The advancement of point process models in healthcare and security analytics, such as in predicting disease occurrences, crime and cyber security attacks, has the potential to significantly improve public health and safety. Point processes are an important but underappreciated class of models in engineering that incorporate temporal dynamics, information diffusion, and recurrent behavior. This project will establish theoretical foundations and computational methods that enable efficient modeling and estimation of point processes from real-time and large-scale transactional data. To address emerging data-rich challenges in healthcare and security analytics, this project aims to break the modeling and computational limitations of current theory and practice in point processes, providing a powerful new set of tools for these significant engineering challenges. The PIs are committed to devoting their efforts to facilitate the education and training for next-generation engineers and data scientists, especially women and underrepresented minorities.

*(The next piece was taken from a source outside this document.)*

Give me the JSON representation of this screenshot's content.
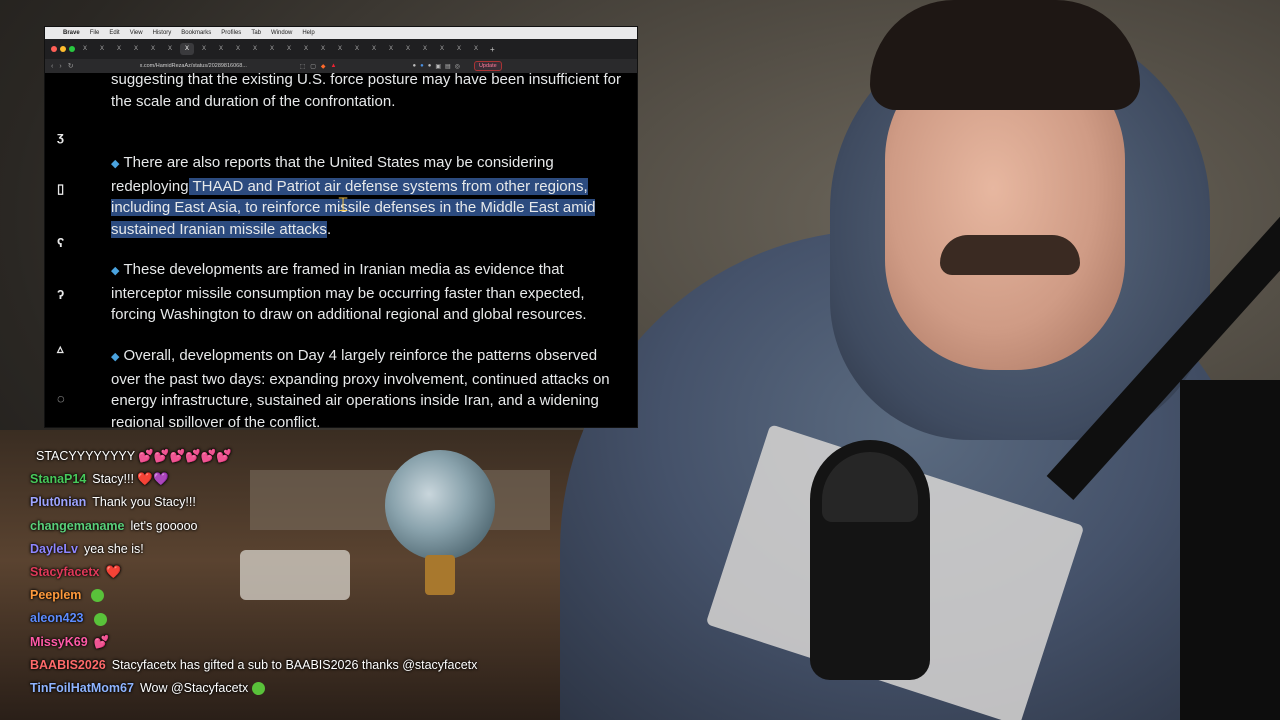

The development of efficient inferential analysis and decision-making for point process models is far from reaching the same level of maturity as that of Gaussian models. In this project, the PIs will leverage elements from many fields - optimization, machine learning, nonparametric statistics, and information theory, to address several fundamental modeling and computational hurdles in the context of multivariate Hawkes processes. The project has four main research thrusts: (i) investigation of nonparametric models to significantly advance the capability of point processes in capturing large-scale and complex event data; (ii) development of novel theoretically grounded and practically efficient learning and optimization algorithms for statistical inference in point processes; (iii) exploration of domain-specific structure to achieve the optimal trade-off between likelihoods and regularizations; (iv) development of online optimization schemes and tools to facilitate real-time prediction and inference for streaming event data. The techniques developed in this project will be used to advance the modeling and prediction of specific healthcare and security related applications, such as discovery of disease relationships, tracking of adverse drug reactions, and detection of criminal and terrorist activities.
This award reflects NSF's statutory mission and has been deemed worthy of support through evaluation using the Foundation's intellectual merit and broader impacts review criteria.